This continues this thread of August 16, 2015
I'm modifying my Search program to use SwingWorker. The original code (main shown below) has one Thread that is invoked in main and "walks the file tree" from a given node:
public static void main(String args[]) {
EventQueue.invokeLater(new Runnable() {
public void run() {
gui = new GUI();
Utilities.disable(GUI.btnStop);
}});
t = new Thread(new TASK());
taskStarted = false;
}
}
Here's the original class header for TASK:
public class TASK extends SimpleFileVisitor<Path> implements Runnable{
But in order to use SwingWorker, (I assume) I need TASK extends SwingWorker, making the original run command illegal (error: run is final in SwingWorker).
Here's original run:
public void run()
{
SearchyGUI.disposition = FileVisitResult.CONTINUE;
Files.walkFileTree(path , this);
}
Since I can't use run, I made the code above the initialization for class TASK like so:
public class TASK implements SwingWorker implements FileVisitor<Path> {
public void TASK()
{
System.out.println("Here we are starting TASK...");
SearchyGUI.disposition = FileVisitResult.CONTINUE;
Files.walkFileTree(path , this);
}
But now the line in main below causes error (no suitable constructor since now TASK doesn't implement runnable....):
t = new Thread(new TASK());
And if I just say new TASK(); the GUI shows, but when I click the Search button, nothing happens.
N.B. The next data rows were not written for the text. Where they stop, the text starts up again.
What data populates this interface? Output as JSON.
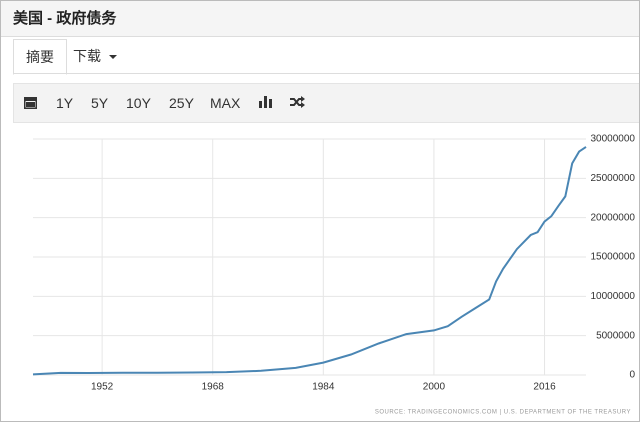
{
  "header": {
    "title": "美国 - 政府债务",
    "tabs": [
      "摘要",
      "下载"
    ],
    "toolbar": [
      "1Y",
      "5Y",
      "10Y",
      "25Y",
      "MAX"
    ]
  },
  "chart_data": {
    "type": "line",
    "source": "SOURCE: TRADINGECONOMICS.COM | U.S. DEPARTMENT OF THE TREASURY",
    "x": [
      1942,
      1946,
      1950,
      1955,
      1960,
      1965,
      1970,
      1975,
      1980,
      1984,
      1988,
      1992,
      1996,
      2000,
      2002,
      2004,
      2006,
      2008,
      2009,
      2010,
      2012,
      2014,
      2015,
      2016,
      2017,
      2018,
      2019,
      2020,
      2021,
      2022
    ],
    "series": [
      {
        "name": "政府债务",
        "color": "#4a86b4",
        "values": [
          72000,
          270000,
          257000,
          274000,
          290000,
          320000,
          370000,
          530000,
          908000,
          1570000,
          2600000,
          4000000,
          5200000,
          5670000,
          6200000,
          7400000,
          8500000,
          9600000,
          11900000,
          13500000,
          16000000,
          17800000,
          18150000,
          19500000,
          20200000,
          21500000,
          22700000,
          26900000,
          28400000,
          29000000
        ]
      }
    ],
    "xlim": [
      1942,
      2022
    ],
    "xticks": [
      1952,
      1968,
      1984,
      2000,
      2016
    ],
    "ylim": [
      0,
      30000000
    ],
    "yticks": [
      0,
      5000000,
      10000000,
      15000000,
      20000000,
      25000000,
      30000000
    ],
    "grid": true
  }
}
No file walk. No errors. The output from TASK doesn't even show. So no chance to invoke SwingWorker. (In fact, just to see what might happen [nothing] I removed it from the class header for TASK: public class TASK /*extends SwingWorker*/ implements FileVisitor<Path>.)
If anything obvious is wrong, I'd love to see it. If not, I will spend a good long while making a SSCCE.